Zamboni e Zivadinov hanno ipotizzato che tale restringimento diminuisce il flusso di sangue dal cervello, determinando alterazione del flusso del sangue all’interno del cervello che alla fine causa danni ai tessuti cerebrali e la degenerazione dei neuroni.

I primi 500 pazienti, sia adulti che bambini, sono stati raggruppati in base alla loro diagnosi: sindrome clinicamente isolata (CIS) e “altre malattie neurologiche” (other neurologica diseases, OND), oltre ai controlli sani.
Tutti i partecipanti  alla prima fase sono stati sottoposti a scansioni ad ultrasuoni (Doppler) della testa e del collo, registrate con differenti posture del corpo, per visualizzare la direzione del flusso del sangue venoso. Inoltre, i soggetti con SM sono stati sottoposti a scansioni RMI del cervello per misurare i depositi di ferro nelle lesioni e nelle aree circostanti del cervello utilizzando un metodo chiamato “susceptibility-weighted imaging”. I risultati che si otterranno sui depositi di ferro saranno collegati alle disabilità dei soggetti e ai sintomi neurofisiologici.
Il 97,2 % del totale dei partecipanti era adulto, e comprendeva 280 persone con SM che costituiscono il più grande gruppo di malattia esaminato nello studio ad oggi.

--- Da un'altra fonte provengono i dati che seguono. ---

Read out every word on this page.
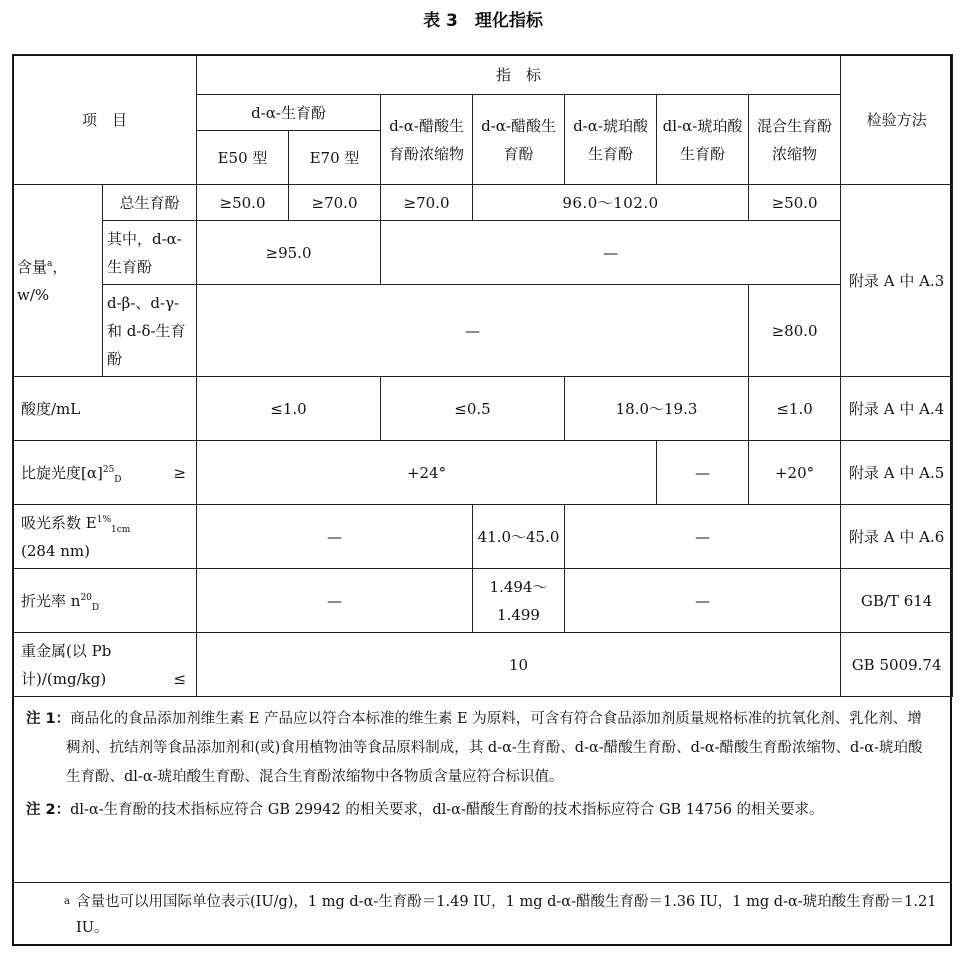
表 3　理化指标
项　目		指　标							检验方法
		d-α-生育酚		d-α-醋酸生育酚浓缩物	d-α-醋酸生育酚	d-α-琥珀酸生育酚	dl-α-琥珀酸生育酚	混合生育酚浓缩物	
		E50 型	E70 型						
含量$^a$，w/%	总生育酚	≥50.0	≥70.0	≥70.0	96.0～102.0			≥50.0	附录 A 中 A.3
	其中，d-α-生育酚	≥95.0		—					
	d-β-、d-γ-和 d-δ-生育酚	—						≥80.0	
酸度/mL		≤1.0		≤0.5		18.0～19.3		≤1.0	附录 A 中 A.4
比旋光度$[\alpha]^{25}_D$ ≥		+24°					—	+20°	附录 A 中 A.5
吸光系数 $E^{1\%}_{1cm}$
(284 nm)		—			41.0～45.0	—			附录 A 中 A.6
折光率 $n^{20}_D$		—			1.494～1.499	—			GB/T 614
重金属(以 Pb 计)/(mg/kg) ≤		10							GB 5009.74

注 1：商品化的食品添加剂维生素 E 产品应以符合本标准的维生素 E 为原料，可含有符合食品添加剂质量规格标准的抗氧化剂、乳化剂、增稠剂、抗结剂等食品添加剂和(或)食用植物油等食品原料制成，其 d-α-生育酚、d-α-醋酸生育酚、d-α-醋酸生育酚浓缩物、d-α-琥珀酸生育酚、dl-α-琥珀酸生育酚、混合生育酚浓缩物中各物质含量应符合标识值。

注 2：dl-α-生育酚的技术指标应符合 GB 29942 的相关要求，dl-α-醋酸生育酚的技术指标应符合 GB 14756 的相关要求。

a 含量也可以用国际单位表示(IU/g)，1 mg d-α-生育酚＝1.49 IU，1 mg d-α-醋酸生育酚＝1.36 IU，1 mg d-α-琥珀酸生育酚＝1.21 IU。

La maggior parte delle persone coinvolte a questa prima fase dello studio avevano una diagnosi di SM recidiva remittente (SMRR). C’erano 161 controlli sani. I risultati delle scansioni Doppler sono stati riferiti ai cinque criteri specifici che colpiscono il flusso venoso del sangue. I pazienti che presentavano almeno due dei criteri erano considerati avere la CCSVI. Una più dettagliata analisi dei criteri specifici Doppler e la loro associazione con la malattia è attualmente in corso.
Quando il 10,2% delle persone, i cui  risultati delle analisi non erano chiari, venivano inclusi nella categoria “normale” (senza insufficienza venosa) la percentuale di CCSVI era del 56,4% nelle persone con SM e del 22.4% nei controlli sani.
Il dottor Zivadinov ha osservato che, in questo grande gruppo di SM, la presenza della CCSVI suggerisce un’associazione con la progressione della malattia, un risultato che non è stato dimostrato nel più piccolo gruppo di Zamboni.
Il risultato che anche il 22,4% dei controlli sani presenta due criteri CCSVI richiede un continuo esame, ha detto.
La dottoressa Bianca Weinstock-Guttman, professore associato della Scuola di Medicina e di Scienze Biomediche di Buffalo e ricercatore co-principale dello studio, ha osservato che i risultati della ricerca CTEVD proporranno domande nuove e provocatorie sulla teoria della CCSVI.
Anche la dottoressa Murali Ramanatha professore associato del Dipartimento di Scienze Farmaceutiche, Scuola di Farmacia e Scienze Farmaceutiche dell’Università di Buffalo, e il dottor Ralph Benedict professore di neurologia e psichiatria, sono tra i maggiori collaboratori dello studio.
L’Università di Buffalo è una università tra le prime di ricerca intensiva pubblica, un’istituzione importante dell’Università Stato del sistema di New York ed è il campus più grande e comprensivo. Gli oltre 28000 studenti dell’Università di Buffalo svolgono le loro attività accademiche attraverso oltre 300 corsi pre-laurea, post-laurea e professionali. Fondata nel 1846, l’Università di Buffalo è membro dell’Associazione delle Università Americane.